Review: Nídia & Valentina – Estradas
A rotary commotion of percussion and hidden intricacies, tucked within minimal rhythms and repetitive melodic licks.
Target your concentration at the centre of Estradas: above the deep kicks and bass surges, but beneath the melodic motifs that skip atop the claps and clicks. The innards of each track are ridiculously rich, populated by interwoven hand drums and stick percussion, hinter-lurking recordings of rustled materials and field-recorded airs of degraded fidelities. There is a fizzy immediacy to this record – Valentina Magaletti and Nídia want you up and dancing, no doubt – and so much of this energy is rooted in this mid-zone of overlapping rhythms and ambiguous textural presences. Somehow, Estradas comes across as a minimal work while also nurturing a quiet complexity, like frayed and patterned patchwork squares within a sheer sheet of block-colour fabric.

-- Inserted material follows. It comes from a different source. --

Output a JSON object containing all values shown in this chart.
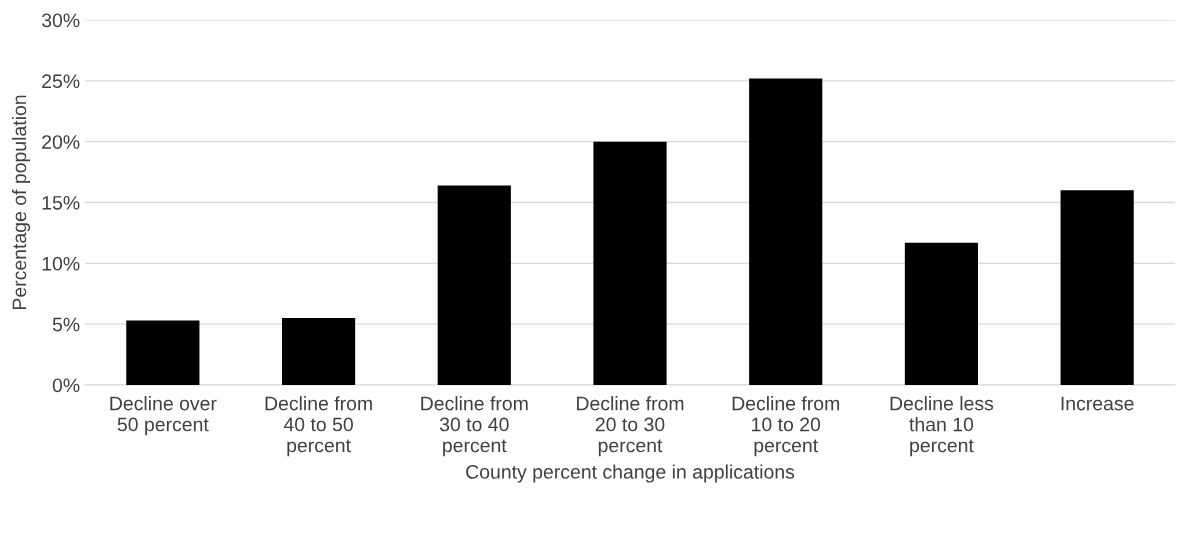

To cite some specifics: the abrupt funk of “No Promises” sounds like a full-on party, snare rolls jostling with shakers, claps, hi-hats, rattles, some of which tempo-lag in a wry undermining of the right-angled guitar lick, as if losing the beat amidst the joy of loose-limbed movement. The heart of “Andiamo” has all of the rotary dynamism of a gigantic water mill, with drums folding over themselves and powering the track through a delicious, sub-heavy half-time, while a repetitive swoops of synthesiser flash like sparks flying off the structure. The collaboration was instigated in Sicily and then finished in London; track titles switch between the languages of Italy (where Valentina was born), Portugal (where Nídia was born) and England (where Valentina now resides). Perhaps the inner commotion of Estradas is one of joyous porosity. The record pulls from a sprawl of influences and allows them to slosh together, harnessing its vitality from letting divergent geographies, memories, fidelities and modes of time all share a common space. They all dance different, and they all dance together.